Pensate se un giorno aveste scritto un libro e che viene venduto quasi per niente. Lo compra tua sorella, tua madre e pochi amici. Immaginatevi però che libro ha un successo incredibile in un paese lontano ma voi questo non lo sapete. Garcia Marquez diceva che “la vita a volte è molto più romanzata di un romanzo”.
“Searching for Sugarman” è un bellissimo documentario vincitore dell’oscar. Il regista è un giovane Svedese chiamato Malik Bendjelloul. Narra la storia di Sixto Rodriguez cantante “on the road”, un Bob Dylan di Detroit che canta e suona in locali dove c’è più nebbia e fumo dentro che fuori. Una sera, mentre canta in un locale, viene sentito da un produttore discografico. Questo gli fa un contratto convinto di avere sottomano uno dei più grandi artisti della storia. Esce il disco, e vende forse 8 copie. Il nulla.
Fatto sta che un giorno, una ragazza americana va in Sud Africa a trovare un suo amico. A questo amico porta in dono il disco di Rodriguez. Il Sud Africa di quei tempi era un paese chiuso, nel pieno delle proteste contro l’Apartheid, e schiacciato da sanzioni internazionali da quasi tutti i paesi del mondo. Il disco viene sentito e amato. Viene registrato sulle musica cassette, e in poco tempo la musica di Rodriguez diventa la musica ufficiale della ribellione. I suoi versi poetici toccano il cuore dei Sudafricani e diventa una vera star nazionale. Le parole di protesta dei lavoratori di Detroit, diventano le stesse dei ribelli di Cape Town. In Sud Africa il cantante diventa un mito, una leggenda a tal punto che, si dice, Rodriguez si sia ucciso sul palco mentre faceva un concerto. Appunto la leggenda narra che si sia sparato un colpo in testa, altri dicono che si sia bruciato vivo davanti a tutti cospargendosi di benzina. Dunque…paese politicamente chiuso….cantante morto….e alla fine l’equazione porta ad un successo strepitoso di un cantante impossibile da vedere.
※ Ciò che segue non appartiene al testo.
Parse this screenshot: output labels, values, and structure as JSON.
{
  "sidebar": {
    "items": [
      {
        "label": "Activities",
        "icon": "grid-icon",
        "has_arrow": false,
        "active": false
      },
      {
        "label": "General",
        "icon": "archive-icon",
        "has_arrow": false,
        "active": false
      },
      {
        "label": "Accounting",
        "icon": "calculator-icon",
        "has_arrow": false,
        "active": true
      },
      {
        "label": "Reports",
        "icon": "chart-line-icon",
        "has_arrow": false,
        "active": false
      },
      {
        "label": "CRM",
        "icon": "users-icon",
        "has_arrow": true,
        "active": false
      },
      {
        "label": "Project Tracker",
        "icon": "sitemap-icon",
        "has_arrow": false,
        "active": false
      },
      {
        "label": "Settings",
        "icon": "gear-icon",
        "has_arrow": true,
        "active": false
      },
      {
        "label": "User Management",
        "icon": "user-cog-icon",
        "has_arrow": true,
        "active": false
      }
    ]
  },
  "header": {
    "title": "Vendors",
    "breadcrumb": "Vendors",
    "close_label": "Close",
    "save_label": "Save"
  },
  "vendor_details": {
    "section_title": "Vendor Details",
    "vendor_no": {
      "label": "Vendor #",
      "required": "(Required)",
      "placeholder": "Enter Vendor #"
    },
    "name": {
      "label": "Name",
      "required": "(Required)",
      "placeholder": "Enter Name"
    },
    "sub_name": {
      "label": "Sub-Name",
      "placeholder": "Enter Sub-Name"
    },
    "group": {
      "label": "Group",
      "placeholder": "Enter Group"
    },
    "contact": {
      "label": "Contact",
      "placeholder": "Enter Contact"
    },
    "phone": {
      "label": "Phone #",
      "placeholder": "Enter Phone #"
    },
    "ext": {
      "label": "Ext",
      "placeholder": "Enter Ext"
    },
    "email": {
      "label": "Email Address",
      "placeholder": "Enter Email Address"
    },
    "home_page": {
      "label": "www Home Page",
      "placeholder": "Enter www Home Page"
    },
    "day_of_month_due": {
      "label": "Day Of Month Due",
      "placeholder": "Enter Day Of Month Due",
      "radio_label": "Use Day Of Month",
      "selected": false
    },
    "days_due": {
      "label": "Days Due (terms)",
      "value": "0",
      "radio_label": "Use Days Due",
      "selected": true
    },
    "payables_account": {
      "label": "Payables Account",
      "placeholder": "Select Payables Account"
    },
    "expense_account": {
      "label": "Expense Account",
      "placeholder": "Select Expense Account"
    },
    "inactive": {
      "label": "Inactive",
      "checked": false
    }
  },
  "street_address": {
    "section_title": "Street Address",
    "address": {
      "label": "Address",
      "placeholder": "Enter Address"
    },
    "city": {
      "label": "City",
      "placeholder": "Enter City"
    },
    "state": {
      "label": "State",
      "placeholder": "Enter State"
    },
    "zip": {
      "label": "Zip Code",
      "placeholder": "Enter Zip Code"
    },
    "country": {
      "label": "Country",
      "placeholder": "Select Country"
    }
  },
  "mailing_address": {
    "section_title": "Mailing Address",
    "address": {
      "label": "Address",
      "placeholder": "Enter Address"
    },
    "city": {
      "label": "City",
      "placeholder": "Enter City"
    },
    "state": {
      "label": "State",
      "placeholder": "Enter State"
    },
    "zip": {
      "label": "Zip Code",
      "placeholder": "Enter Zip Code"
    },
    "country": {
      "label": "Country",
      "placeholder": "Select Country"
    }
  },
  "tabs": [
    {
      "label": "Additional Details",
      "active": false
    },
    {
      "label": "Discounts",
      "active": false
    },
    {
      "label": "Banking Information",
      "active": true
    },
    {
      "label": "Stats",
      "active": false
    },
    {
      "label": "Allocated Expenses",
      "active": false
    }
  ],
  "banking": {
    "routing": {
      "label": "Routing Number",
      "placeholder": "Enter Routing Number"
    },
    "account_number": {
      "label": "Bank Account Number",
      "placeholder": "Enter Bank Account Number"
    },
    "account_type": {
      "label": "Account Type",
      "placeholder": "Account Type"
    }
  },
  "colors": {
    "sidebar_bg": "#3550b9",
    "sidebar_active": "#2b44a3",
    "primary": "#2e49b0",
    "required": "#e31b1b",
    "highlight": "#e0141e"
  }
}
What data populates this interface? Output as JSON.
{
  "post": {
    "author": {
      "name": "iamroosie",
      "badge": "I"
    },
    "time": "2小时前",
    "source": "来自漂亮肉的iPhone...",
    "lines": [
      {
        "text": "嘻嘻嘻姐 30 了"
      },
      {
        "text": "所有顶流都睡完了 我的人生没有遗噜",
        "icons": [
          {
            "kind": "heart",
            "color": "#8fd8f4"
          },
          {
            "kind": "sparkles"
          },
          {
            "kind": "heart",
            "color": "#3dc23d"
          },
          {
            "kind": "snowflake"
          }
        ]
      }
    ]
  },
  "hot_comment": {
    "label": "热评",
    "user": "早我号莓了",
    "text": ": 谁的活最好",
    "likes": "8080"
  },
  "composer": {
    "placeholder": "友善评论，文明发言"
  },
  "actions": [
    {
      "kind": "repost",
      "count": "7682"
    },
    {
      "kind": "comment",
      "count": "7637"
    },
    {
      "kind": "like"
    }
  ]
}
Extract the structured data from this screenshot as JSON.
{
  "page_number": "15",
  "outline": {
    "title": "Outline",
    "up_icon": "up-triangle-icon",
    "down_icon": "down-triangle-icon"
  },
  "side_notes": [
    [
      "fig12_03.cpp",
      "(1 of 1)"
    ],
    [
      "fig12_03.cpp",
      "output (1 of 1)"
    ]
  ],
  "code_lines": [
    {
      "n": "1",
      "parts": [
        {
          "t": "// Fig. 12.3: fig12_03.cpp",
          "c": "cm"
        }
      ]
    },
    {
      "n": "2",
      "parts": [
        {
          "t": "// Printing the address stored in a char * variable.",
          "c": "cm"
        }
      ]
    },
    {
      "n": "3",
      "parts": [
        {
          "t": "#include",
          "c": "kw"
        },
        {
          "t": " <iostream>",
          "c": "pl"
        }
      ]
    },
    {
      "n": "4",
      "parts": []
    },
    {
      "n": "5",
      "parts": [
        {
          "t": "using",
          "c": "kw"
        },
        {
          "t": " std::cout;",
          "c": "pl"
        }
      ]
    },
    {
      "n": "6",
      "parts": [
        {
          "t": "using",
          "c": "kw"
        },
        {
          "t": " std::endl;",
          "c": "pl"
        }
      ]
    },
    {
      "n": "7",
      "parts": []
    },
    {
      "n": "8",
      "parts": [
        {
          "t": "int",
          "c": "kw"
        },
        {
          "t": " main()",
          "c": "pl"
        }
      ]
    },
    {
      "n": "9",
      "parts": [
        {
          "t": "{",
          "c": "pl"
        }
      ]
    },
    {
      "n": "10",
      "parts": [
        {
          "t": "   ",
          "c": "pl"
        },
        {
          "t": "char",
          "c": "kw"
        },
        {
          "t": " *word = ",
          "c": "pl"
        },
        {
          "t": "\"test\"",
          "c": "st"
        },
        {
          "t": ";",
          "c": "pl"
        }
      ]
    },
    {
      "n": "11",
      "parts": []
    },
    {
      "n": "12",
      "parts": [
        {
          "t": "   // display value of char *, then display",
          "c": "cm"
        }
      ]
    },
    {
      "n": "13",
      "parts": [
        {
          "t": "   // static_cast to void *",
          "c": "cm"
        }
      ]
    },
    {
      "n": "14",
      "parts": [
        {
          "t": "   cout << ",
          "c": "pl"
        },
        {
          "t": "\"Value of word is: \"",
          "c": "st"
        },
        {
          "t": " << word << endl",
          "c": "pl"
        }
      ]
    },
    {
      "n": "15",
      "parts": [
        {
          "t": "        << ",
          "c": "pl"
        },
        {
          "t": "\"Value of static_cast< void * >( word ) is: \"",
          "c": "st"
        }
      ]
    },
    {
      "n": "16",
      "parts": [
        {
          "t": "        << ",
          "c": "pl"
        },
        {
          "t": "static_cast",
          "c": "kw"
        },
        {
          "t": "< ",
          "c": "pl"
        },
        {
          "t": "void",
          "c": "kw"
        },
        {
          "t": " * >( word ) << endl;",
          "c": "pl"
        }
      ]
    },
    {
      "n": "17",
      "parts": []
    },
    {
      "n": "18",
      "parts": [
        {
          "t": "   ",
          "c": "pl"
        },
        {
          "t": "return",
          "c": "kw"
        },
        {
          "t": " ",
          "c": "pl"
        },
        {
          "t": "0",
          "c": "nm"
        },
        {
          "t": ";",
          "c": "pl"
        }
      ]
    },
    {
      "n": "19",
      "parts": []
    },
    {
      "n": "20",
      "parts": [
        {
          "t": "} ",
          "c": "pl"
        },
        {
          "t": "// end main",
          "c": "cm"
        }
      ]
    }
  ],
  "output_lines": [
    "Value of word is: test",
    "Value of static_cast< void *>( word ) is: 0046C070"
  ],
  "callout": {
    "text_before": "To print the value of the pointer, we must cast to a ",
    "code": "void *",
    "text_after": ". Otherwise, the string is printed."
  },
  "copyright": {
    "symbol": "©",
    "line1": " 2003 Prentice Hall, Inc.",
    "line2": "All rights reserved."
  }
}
Passano trent’anni ma i miti sono miti. Rodriguez, per i Sud Africani, era Elvis, Jagger, Dylan. Un giornalista insieme a un esperto di musica, quasi per scherzo, mettono su internet la foto del cantante e chiedono al mondo: “chi lo ha visto?” E il romanzo qui si fa ancora più romanzo. Una delle tre figlie di Rodriguez vede il sito e scrive: “salve , sono la figlia di Rodriguez, chiamatemi se volete informazioni”. La chiamano e il mistero si chiarisce un pò. Mentre in Sud Africa nasce e muore un mito, Rodriguez lavora come operaio a Detroit. Butta giù case, le ricostruisce e a volte fa traslochi portandosi appresso un frigorifero sulle spalle. Un uomo silenzioso, grande lavoratore, che vive umilmente da 40 anni nello stesso appartamento. I suoi colleghi di lavoro dicono che a volte va a lavorare vestito in smoking.
Rodriguez chiama per telefono il giornalista “salve, so che mi stavate cercando”.
E dopo 30 anni la vita prende uno dei suoi giri vorticosi…e Rodriguez sale su un aereo con le figlie e va a Cape Town. Scende dall’aereo e vede un mucchio di limousine. Dice alle figlie “sarà arrivato qualcuno d’importante”. Erano per lui. Dopo 30 anni il Sud Africa ha il piacere di rivedere Rodriguez in un concerto. Appena sale sul palco, davanti a un palazzetto pieno gremito di gente e con la chitarra in mano, si avvicina al microfono e dice:
“grazie per avermi tenuto in vita”.
Amo il cinema per questo, perché in notti buie e fredde succede che mentre la casa dorme tu ti commuova vedendo un vecchio Messicano di 70 anni che suona davanti a gente impazzita, che guadagna i soldi che poi darà alla sua famiglia, e che torna nella sua vecchia casa e continua a lavorare come operaio a buttare giù e ricostruire case.